Implications for definition of male and female gametes
What would the implications be for a Drosophila species in which the volume of the ejaculated sperm exceeded that of the egg, but by an amount that still allowed penetration of a portion containing the nucleus, which could then fuse with the egg nucleus?
Would it mean — as stated by the poster — that “we are naming males and females incorrectly”?
I assume that, like D. bifurca, individuals of this hypothetical species display similar marked sexual characteristics to other species of Drosophila, genetically, physically and behaviourally. In this case, giving the assignation female to what in other species are called sperm (and by implication giving this designation to the individuals from which they originated) seems patently absurd.
I would say that it is the definition that would need changing, not the sex.
Is the definition absolute?
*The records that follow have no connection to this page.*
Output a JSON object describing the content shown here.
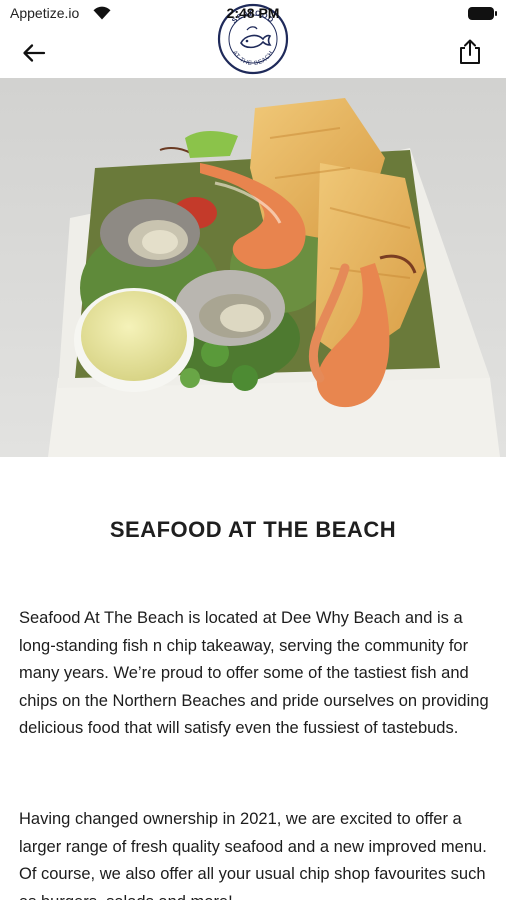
{
  "status_bar": {
    "carrier": "Appetize.io",
    "time": "2:48 PM"
  },
  "nav": {
    "back_icon": "arrow-left-icon",
    "share_icon": "share-icon",
    "logo_text_top": "SEAFOOD",
    "logo_text_bottom": "AT THE BEACH"
  },
  "hero": {
    "image_subject": "fish and chips box with prawns and oysters"
  },
  "content": {
    "title": "SEAFOOD AT THE BEACH",
    "paragraph1": "Seafood At The Beach is located at Dee Why Beach and is a long-standing fish n chip takeaway, serving the community for many years. We’re proud to offer some of the tastiest fish and chips on the Northern Beaches and pride ourselves on providing delicious food that will satisfy even the fussiest of tastebuds.",
    "paragraph2": "Having changed ownership in 2021, we are excited to offer a larger range of fresh quality seafood and a new improved menu. Of course, we also offer all your usual chip shop favourites such as burgers, salads and more!"
  },
  "colors": {
    "logo_navy": "#1f2a5a",
    "text": "#1d1d1d",
    "background": "#ffffff"
  }
}
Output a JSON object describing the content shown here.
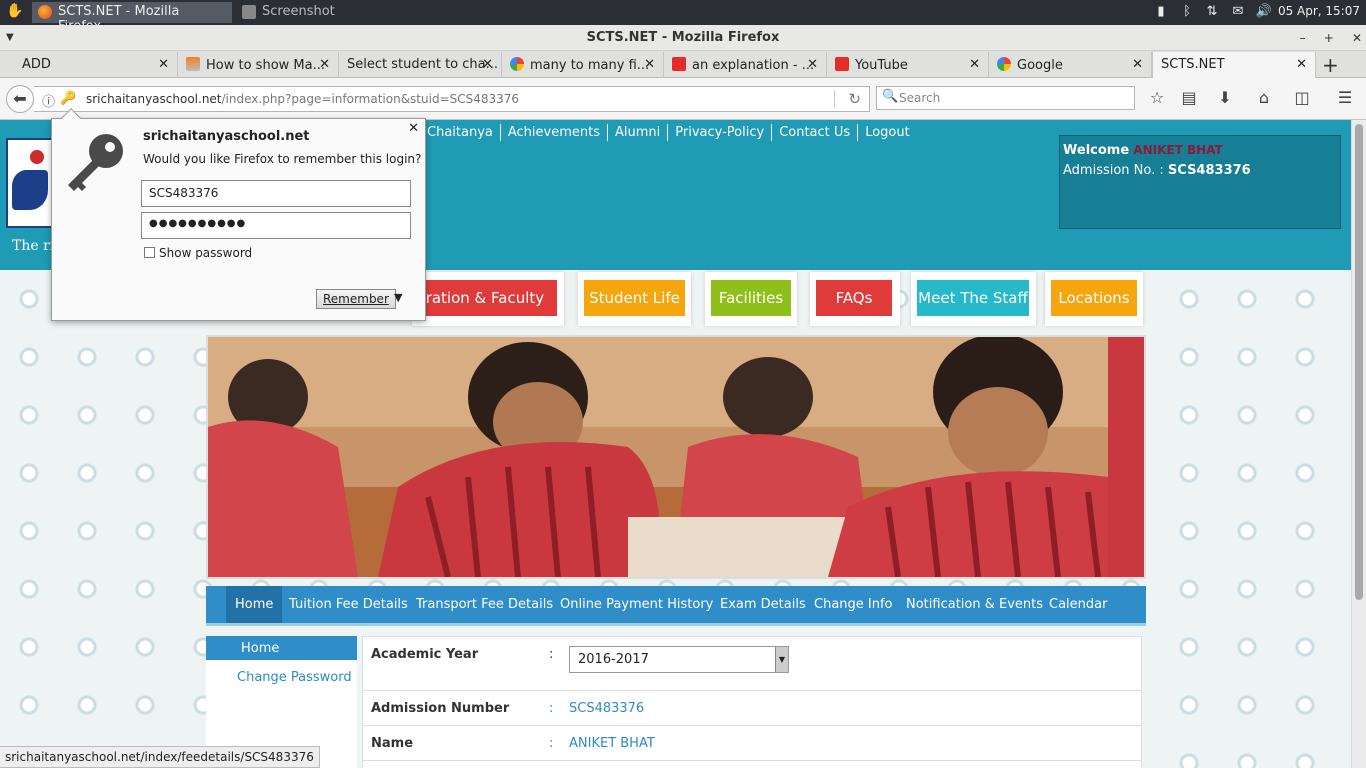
{
  "taskbar": {
    "firefox_task": "SCTS.NET - Mozilla Firefox",
    "screenshot_task": "Screenshot",
    "clock": "05 Apr, 15:07"
  },
  "window": {
    "title": "SCTS.NET - Mozilla Firefox"
  },
  "tabs": [
    {
      "label": "ADD",
      "icon": "none-icon"
    },
    {
      "label": "How to show Ma...",
      "icon": "stackoverflow-icon"
    },
    {
      "label": "Select student to cha...",
      "icon": "none-icon"
    },
    {
      "label": "many to many fi...",
      "icon": "google-icon"
    },
    {
      "label": "an explanation - ...",
      "icon": "youtube-icon"
    },
    {
      "label": "YouTube",
      "icon": "youtube-icon"
    },
    {
      "label": "Google",
      "icon": "google-icon"
    },
    {
      "label": "SCTS.NET",
      "icon": "none-icon"
    }
  ],
  "navbar": {
    "url_domain": "srichaitanyaschool.net",
    "url_path": "/index.php?page=information&stuid=SCS483376",
    "search_placeholder": "Search"
  },
  "site": {
    "tagline": "The rig",
    "topnav": [
      "Chaitanya",
      "Achievements",
      "Alumni",
      "Privacy-Policy",
      "Contact Us",
      "Logout"
    ],
    "welcome_label": "Welcome",
    "welcome_name": "ANIKET BHAT",
    "admission_label": "Admission No. :",
    "admission_no": "SCS483376",
    "pills": [
      {
        "label": "stration & Faculty",
        "color": "#e03b3b"
      },
      {
        "label": "Student Life",
        "color": "#f5a50d"
      },
      {
        "label": "Facilities",
        "color": "#8fbf1a"
      },
      {
        "label": "FAQs",
        "color": "#e03b3b"
      },
      {
        "label": "Meet The Staff",
        "color": "#25b9c9"
      },
      {
        "label": "Locations",
        "color": "#f5a50d"
      }
    ],
    "menu": [
      "Home",
      "Tuition Fee Details",
      "Transport Fee Details",
      "Online Payment History",
      "Exam Details",
      "Change Info",
      "Notification & Events",
      "Calendar"
    ],
    "sidebar": {
      "home": "Home",
      "change_password": "Change Password"
    },
    "info": {
      "academic_year_label": "Academic Year",
      "academic_year_value": "2016-2017",
      "admission_number_label": "Admission Number",
      "admission_number_value": "SCS483376",
      "name_label": "Name",
      "name_value": "ANIKET BHAT",
      "colon": ":"
    }
  },
  "status_url": "srichaitanyaschool.net/index/feedetails/SCS483376",
  "password_popup": {
    "domain": "srichaitanyaschool.net",
    "question": "Would you like Firefox to remember this login?",
    "username": "SCS483376",
    "password_mask": "●●●●●●●●●●",
    "show_password": "Show password",
    "remember_button": "Remember"
  },
  "colors": {
    "header": "#1f9bb5",
    "menu": "#2f8ec8",
    "link": "#2b8bc6"
  }
}
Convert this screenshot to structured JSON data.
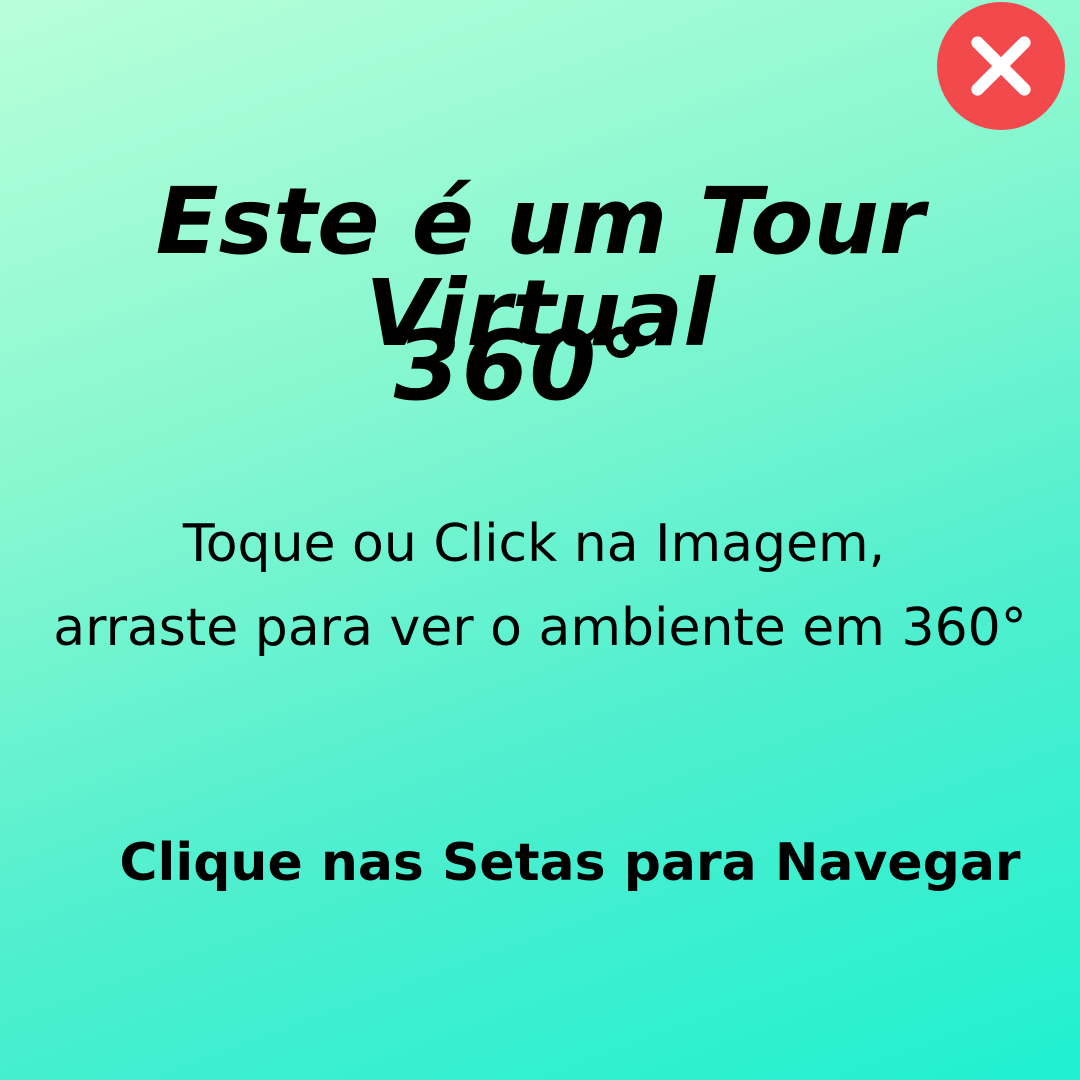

As a molecular scientist with a chemical background who last studied organismal biology at the age of about 14, I was surprised at this definition. The paper cited in the question (published in 2016) makes the statement
“Even when there are no separate male and female sexes as such (i.e. simultaneous hermaphrodites), there is dimorphism at the gamete level, where clearly diverged male and female gametes are produced—male gametes being by definition the smaller ones”
It may be thought that the implication is that individuals that produce male gametes are male, and those that produce female gametes are female, but this is not always the case (e.g. simultaneous hermaphrodites).
Judging from the Wikipedia article on anisogamy (the phenomenon of different sized gametes) and popular scientific websites, this seems to be generally accepted by biologists, but I have had difficulty finding when and by whom it was proposed, and what justification was given for the definition. The paper mentioned points back to one by Parker et al. in 1972 but that paper does not even state this explicitly — it is merely implicit in mathematical modelling of the evolution of gamete dimorphism.
I can only suppose that the original definition was based on a need to define male and female gametes in circumstances such as simultaneous hermaphrodites. The definition adopted was consistent with the situation observed in clearly sexually differentiated situations where the male sperm enter the larger female ovum, and so must have seemed a neat solution. However, as we have seen, in Drosophila with giant sperm, only a portion enters the egg, and this is sufficient because only the nuclei of the gametes need to fuse and form a zygote. Biology is not one of the exact sciences, and such a case would not be the first time a definition needed to be tweaked or to admit exceptions.
Footnotes
I thank Professor S Pitnek for directing me to the papers with scanning electron micrographs of the sperm and egg of D. bifurca. If anyone can cast light on the origin of the size-based definition of male and female gametes I will edit this answer to accommodate the information.